What Caused the Inflation Surge?

The COVID-19 pandemic and other global events caused numerous market problems that may have contributed to inflation. Inflation is typically measured using the Consumer Price Index (CPI). The index tracks prices for consumer goods and services and reflects overall purchasing power of consumers. But price increases can also occur on the supply side, for example when a natural disaster or high oil prices increase production costs for producers of goods and services. This can lead to “cost push” inflation. Similarly, increased demand for products can lead to a rise in the Producer Price Index (PPI) which is tracked by companies and reflects the average selling prices they receive for their goods and services. When these PPI increases get passed on to consumers, they can lead to “demand pull” inflation.
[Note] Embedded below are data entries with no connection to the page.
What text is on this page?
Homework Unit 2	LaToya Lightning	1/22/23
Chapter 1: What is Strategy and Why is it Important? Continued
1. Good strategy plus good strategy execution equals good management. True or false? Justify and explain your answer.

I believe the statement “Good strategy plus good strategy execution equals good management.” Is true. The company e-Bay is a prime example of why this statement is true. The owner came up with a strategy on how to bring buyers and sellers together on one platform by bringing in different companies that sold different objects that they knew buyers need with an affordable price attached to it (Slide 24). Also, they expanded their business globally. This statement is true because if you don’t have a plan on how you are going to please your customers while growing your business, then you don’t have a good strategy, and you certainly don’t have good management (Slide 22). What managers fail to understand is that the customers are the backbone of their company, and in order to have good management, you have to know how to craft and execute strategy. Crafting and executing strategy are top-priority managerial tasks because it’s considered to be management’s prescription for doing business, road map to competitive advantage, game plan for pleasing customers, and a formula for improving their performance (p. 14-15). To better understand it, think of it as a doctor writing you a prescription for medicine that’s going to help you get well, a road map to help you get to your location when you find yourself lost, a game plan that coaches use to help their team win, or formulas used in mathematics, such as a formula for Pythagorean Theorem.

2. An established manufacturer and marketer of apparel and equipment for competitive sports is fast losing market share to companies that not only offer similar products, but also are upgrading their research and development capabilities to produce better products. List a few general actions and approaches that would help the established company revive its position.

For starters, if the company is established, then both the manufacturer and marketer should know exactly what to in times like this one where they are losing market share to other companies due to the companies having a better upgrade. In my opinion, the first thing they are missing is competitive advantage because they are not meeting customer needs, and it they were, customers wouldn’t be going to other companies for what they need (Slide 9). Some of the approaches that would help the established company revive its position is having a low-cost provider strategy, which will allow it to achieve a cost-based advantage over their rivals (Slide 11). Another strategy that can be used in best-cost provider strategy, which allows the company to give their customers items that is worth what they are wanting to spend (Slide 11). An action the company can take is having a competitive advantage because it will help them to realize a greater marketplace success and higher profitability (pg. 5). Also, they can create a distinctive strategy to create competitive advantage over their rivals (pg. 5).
Some experts believe that the COVID-19 pandemic and related events caused a surge in inflation because it weakened consumers’ buying power. Others think that the COVID-19 pandemic caused disruptions to the global supply chain, resulting in shortages of certain goods and higher prices. Some economists believe that government stimulus programs increased the amount of money available to both consumers and businesses, which helped drive up spending.

Finally, some analysts believe that the COVID-19 pandemic led to a jump in job openings and unemployment, which drove up wages and prices. These factors are all important, and the truth is that economic data hardly allows us to distinguish between them. Moreover, even if we could tell the difference between those different perspectives, it is possible that all of them played some role in the recent inflation surge.